I used to exercise only indoors. I didn’t want to be on display, huffing and puffing, in the larger world; I felt more comfortable in the sanctity of the gym, with the other huffers and puffers. No one paid any attention to me, and that was the way I liked it. Besides, everything was right there—track, machines, mats, and the shower just steps away.
It was my dog who finally pulled me outdoors. A bit too big for backyard exercise and a bit too aggressive for the dog park, he required long walks on leash, and I soon realized that if I was going to find time for both exercising and dog-walking, I would need to combine them.
So I reluctantly began running with my dog…and I had a bit of a revelation: it was good to be outside. I started to notice the natural world; the angle of the sun at different times of the day, the quality of the light, what was blooming or going to seed. I gradually came to like getting outdoors every day, rain or shine, wind or snow. But running outside in spring, especially after a long, long winter, is particularly liberating. The air along the parkside path near the creek is sweet and the warmth and humidity feels healing.
New sights and sounds
Walking and running outdoors is also a lot less boring. I leave the iPod and earphones behind because, honestly, I don’t need the distraction. There’s plenty of other things to hear: frogs in the marshy areas near the water make a lot of noise at this time of year, for example, as do the birds. I’m seeing and hearing birds I never used to see: goldfinches, orioles, juncos, wood ducks, black-capped night herons, hawks. I’m even beginning to recognize some of their calls.
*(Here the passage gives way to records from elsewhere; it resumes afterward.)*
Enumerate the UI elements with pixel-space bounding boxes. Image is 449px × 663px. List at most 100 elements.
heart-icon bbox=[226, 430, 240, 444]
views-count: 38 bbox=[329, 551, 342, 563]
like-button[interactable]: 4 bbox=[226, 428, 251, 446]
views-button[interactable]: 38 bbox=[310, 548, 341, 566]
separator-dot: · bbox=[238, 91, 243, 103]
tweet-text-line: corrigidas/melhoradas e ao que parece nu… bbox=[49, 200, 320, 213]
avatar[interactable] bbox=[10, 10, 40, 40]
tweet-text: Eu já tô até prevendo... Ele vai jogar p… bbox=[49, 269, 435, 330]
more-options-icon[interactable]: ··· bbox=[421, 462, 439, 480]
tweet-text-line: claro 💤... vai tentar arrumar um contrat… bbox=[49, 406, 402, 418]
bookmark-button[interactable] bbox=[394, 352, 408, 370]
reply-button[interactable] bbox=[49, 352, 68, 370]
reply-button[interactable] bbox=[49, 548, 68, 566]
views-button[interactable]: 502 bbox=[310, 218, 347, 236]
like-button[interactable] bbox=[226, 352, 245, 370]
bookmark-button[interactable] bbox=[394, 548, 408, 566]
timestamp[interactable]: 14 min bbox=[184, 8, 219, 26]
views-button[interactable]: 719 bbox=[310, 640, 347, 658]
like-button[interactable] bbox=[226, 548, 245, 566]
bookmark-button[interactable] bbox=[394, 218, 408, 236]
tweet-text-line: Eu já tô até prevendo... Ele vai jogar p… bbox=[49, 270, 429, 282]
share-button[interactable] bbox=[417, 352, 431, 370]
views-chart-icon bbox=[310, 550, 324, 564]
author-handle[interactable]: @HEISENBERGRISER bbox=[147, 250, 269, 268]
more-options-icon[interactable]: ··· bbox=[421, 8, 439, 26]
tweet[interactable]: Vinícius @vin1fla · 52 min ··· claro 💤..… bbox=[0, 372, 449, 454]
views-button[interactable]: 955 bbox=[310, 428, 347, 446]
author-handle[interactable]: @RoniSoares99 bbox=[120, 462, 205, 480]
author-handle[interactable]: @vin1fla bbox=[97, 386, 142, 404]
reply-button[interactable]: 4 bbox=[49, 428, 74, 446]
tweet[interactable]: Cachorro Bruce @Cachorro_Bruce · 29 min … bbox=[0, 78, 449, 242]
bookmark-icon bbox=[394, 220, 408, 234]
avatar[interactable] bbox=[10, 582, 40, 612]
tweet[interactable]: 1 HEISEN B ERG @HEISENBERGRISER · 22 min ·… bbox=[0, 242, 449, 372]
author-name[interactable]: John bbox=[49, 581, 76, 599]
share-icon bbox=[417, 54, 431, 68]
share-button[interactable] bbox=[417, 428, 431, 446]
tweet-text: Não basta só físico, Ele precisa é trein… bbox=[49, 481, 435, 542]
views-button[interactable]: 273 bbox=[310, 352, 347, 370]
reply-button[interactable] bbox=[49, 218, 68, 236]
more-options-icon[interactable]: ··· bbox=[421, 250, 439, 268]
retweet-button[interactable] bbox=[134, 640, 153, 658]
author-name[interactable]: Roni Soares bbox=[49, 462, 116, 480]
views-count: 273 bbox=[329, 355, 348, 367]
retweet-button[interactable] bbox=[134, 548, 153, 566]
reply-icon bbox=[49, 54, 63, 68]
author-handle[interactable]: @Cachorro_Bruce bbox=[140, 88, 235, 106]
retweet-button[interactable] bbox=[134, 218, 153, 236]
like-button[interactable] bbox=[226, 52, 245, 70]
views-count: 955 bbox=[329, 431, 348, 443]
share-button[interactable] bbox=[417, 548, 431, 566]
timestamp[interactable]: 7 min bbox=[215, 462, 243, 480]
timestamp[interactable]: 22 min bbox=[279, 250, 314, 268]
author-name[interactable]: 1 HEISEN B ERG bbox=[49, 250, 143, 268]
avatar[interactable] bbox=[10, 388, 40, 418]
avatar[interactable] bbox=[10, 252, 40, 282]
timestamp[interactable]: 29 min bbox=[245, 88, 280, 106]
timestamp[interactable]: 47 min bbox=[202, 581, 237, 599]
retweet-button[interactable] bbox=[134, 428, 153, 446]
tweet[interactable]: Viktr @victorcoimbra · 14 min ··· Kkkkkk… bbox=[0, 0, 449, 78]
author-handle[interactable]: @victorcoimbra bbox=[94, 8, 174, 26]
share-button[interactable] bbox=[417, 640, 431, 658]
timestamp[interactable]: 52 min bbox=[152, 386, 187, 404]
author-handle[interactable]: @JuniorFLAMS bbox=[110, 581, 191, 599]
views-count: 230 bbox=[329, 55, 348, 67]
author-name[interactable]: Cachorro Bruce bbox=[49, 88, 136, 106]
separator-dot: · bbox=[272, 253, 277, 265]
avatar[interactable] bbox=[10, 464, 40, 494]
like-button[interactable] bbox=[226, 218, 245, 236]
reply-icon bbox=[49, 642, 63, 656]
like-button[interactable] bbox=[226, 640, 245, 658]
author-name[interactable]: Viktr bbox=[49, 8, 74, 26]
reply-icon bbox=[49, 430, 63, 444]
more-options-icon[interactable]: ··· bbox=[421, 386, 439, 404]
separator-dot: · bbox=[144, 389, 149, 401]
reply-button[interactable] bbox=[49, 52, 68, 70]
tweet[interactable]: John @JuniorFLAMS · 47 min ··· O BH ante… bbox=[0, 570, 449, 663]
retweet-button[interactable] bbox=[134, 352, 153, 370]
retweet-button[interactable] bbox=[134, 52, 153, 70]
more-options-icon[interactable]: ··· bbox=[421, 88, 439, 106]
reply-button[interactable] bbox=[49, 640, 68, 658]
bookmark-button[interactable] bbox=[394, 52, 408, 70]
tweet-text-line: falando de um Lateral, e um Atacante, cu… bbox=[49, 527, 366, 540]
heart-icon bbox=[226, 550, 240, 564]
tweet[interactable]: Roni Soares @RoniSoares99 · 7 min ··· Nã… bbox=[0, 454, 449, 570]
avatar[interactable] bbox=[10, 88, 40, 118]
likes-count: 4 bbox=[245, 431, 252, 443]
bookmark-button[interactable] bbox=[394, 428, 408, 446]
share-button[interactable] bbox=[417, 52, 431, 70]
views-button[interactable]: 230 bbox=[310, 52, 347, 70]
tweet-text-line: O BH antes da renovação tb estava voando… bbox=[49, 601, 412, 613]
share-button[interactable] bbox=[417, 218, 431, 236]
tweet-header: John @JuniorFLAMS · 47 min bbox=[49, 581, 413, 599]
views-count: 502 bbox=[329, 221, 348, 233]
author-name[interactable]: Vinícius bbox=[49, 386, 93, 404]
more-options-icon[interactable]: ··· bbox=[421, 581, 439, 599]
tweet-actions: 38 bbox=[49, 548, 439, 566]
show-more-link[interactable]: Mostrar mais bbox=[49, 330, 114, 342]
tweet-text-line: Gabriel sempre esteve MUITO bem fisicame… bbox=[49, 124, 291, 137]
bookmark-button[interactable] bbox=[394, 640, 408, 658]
I also have to pay attention to the terrain when I run outdoors; uneven pavement has tripped me up more than once. Sometimes I veer off the path onto the grass, where the softness of the turf feels good under my soles. The quality of the exercise is better too. Uneven ground creates more of a challenge than the endless circle of the track, and I have to engage my brain as well as my muscles to navigate.
One thing I don’t have to think about when I run outdoors is distance. I have a set of “loops” of varying lengths—one mile, two, three—and I just set off in the direction that draws me, without worrying about pedometers or counting laps.
I still miss the gym on winter’s cold and icy days, but in spring, give me the open road, or trail, every time. You might even say it’s in my nature to exercise outdoors.